Shahzad Raza, MD: Yeah, so we are already studying that. We have a clinical trial, and we have enrolled a lot of patients on that study, and if, whoever is listening to this podcast, it's something that we are exploring, this option, that when we combine the two bispecifics, how these patients do. I think things have been changing quite fast in this area. So we have now trispecific antibody, where Cleveland Clinic is going to be participating in that, that hopefully we will start enrolling it in early next year. So I think we are learning, and then applying the concept, and seeing if that helps the patients.
So higher response rates, deep remissions, MRD negativity are the goals, and we want to reach there. That was not the way we used to treat myeloma.
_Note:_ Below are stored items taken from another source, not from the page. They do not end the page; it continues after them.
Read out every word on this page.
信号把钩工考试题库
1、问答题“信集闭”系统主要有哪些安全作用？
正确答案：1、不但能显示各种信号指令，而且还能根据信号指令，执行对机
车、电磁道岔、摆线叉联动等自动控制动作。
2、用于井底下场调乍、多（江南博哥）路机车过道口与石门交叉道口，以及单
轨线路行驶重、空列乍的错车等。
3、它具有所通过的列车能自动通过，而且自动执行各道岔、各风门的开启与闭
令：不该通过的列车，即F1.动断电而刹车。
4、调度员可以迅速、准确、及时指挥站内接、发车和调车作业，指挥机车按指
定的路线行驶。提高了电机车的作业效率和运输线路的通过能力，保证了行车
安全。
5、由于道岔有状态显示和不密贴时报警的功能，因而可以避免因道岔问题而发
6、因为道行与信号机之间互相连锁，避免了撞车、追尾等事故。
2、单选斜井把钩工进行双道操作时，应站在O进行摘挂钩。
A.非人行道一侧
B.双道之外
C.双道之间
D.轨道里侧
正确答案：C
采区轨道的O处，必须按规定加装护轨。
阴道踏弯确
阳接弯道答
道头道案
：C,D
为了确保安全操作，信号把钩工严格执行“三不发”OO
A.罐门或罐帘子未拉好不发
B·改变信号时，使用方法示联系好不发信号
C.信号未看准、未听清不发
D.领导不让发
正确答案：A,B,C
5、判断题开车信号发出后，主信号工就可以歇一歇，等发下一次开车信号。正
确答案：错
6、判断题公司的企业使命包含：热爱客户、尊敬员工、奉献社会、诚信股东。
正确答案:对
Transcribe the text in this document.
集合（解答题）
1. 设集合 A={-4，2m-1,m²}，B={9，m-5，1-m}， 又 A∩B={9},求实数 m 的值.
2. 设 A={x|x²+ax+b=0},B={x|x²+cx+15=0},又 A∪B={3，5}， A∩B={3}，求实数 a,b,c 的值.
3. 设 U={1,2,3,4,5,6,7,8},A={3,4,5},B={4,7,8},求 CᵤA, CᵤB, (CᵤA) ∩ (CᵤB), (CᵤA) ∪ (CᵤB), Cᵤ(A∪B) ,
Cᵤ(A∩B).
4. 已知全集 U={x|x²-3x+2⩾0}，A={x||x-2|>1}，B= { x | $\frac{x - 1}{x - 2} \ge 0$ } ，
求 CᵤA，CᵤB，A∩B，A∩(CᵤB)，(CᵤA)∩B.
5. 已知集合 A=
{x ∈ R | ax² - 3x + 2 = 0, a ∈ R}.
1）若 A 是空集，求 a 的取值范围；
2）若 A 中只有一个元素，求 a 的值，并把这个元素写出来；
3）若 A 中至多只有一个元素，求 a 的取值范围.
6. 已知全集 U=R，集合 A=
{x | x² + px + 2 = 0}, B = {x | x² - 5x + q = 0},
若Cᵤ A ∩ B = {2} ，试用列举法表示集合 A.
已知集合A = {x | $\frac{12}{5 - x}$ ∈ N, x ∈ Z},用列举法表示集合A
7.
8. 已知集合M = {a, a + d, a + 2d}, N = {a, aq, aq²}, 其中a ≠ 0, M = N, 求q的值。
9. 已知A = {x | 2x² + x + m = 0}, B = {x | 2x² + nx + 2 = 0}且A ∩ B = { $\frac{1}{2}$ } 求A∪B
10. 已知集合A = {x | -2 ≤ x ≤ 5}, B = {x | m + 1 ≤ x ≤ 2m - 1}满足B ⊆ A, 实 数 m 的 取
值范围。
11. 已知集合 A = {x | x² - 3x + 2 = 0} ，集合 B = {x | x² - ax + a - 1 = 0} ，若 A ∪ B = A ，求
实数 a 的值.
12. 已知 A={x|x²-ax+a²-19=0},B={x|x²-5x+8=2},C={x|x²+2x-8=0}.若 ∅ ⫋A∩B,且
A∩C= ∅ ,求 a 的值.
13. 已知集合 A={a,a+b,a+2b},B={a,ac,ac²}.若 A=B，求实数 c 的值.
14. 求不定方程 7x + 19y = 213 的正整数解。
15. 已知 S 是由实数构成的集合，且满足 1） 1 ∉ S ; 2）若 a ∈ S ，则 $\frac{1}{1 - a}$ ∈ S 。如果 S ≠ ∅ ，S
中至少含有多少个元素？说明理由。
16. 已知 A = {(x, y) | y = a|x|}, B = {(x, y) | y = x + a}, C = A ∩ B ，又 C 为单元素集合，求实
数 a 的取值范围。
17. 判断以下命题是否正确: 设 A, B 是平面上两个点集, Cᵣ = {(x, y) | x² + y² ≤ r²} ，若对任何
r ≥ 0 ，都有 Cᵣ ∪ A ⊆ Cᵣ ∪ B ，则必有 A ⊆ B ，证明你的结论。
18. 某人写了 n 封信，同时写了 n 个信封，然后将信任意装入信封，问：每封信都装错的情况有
We were just trying to control the myeloma. Now we are looking at it very differently. We are not only seeing the controlling the myeloma, but we're trying to eradicate. Like you are going to the beach, and you are seeing the surface of the ocean, you see the ships, but you don't know the whales. Whales are underneath the ocean. This is what we are trying to find out that myeloma respond well, yes. Are there in deep remissions or can we do something different for these patients? I think this will be the focus.
And how you achieve the MRD negativity, that's the whole goal. You can achieve with the two bispecifics, you can achieve with the one bispecific, or you can achieve with your conventional treatment that the patients are being on. I think this will be reserved for patients who have difficult-to-treat myeloma. Myeloma that is not responding. At least for the next couple of years we will be using, hopefully if it's approved, the combination is approved, we will be using two bites together, especially for extramedullary disease or patients who have circulating plasma cells, they have a disease which is difficult to treat. That's what I'm hoping that two bites might be better option than just using the sequential therapy.
The problem with the sequential therapy is many times they don't have a chance to get the second-line treatments. Their disease is so fast based. So we always think, as myeloma doctors, that we should use our best of the best therapy early so that patients can live longer. I do not know what would be the second line look like it if the patient is healthy enough to get the second line or third line. And we seen the real world the same thing. Even if you look at the CAR T data as before, there was a sharp drop in the curve in the first two months because they couldn't get the CAR T. The disease was so bad.
So I'm very optimistic. With this study, early introduction of these drugs together, bispecifics, especially patients who have bad disease biology, bad outcome, like an extramedullary disease, which we already know they do very poorly, I think that could be the practice changing, and hopefully this will help our patients and improve their life. We are happy if patients who've been come here and would like to get treated, I would love to see them and treat them based on this combination.
Dale Shepard, MD, PhD: Well, tremendous insights about this new data. Congratulations on the participation of Cleveland Clinic with this trial, and offering great therapies to our patients.
Shahzad Raza, MD: Absolutely, and I would like to tell you that very likely that this study will be published in New England Journal of Medicine. That will be available for all our colleagues, our patients, so they can look at more insight into the data.
Dale Shepard, MD, PhD: Fantastic. Thank you.
Shahzad Raza, MD: Thank you. Thanks a lot.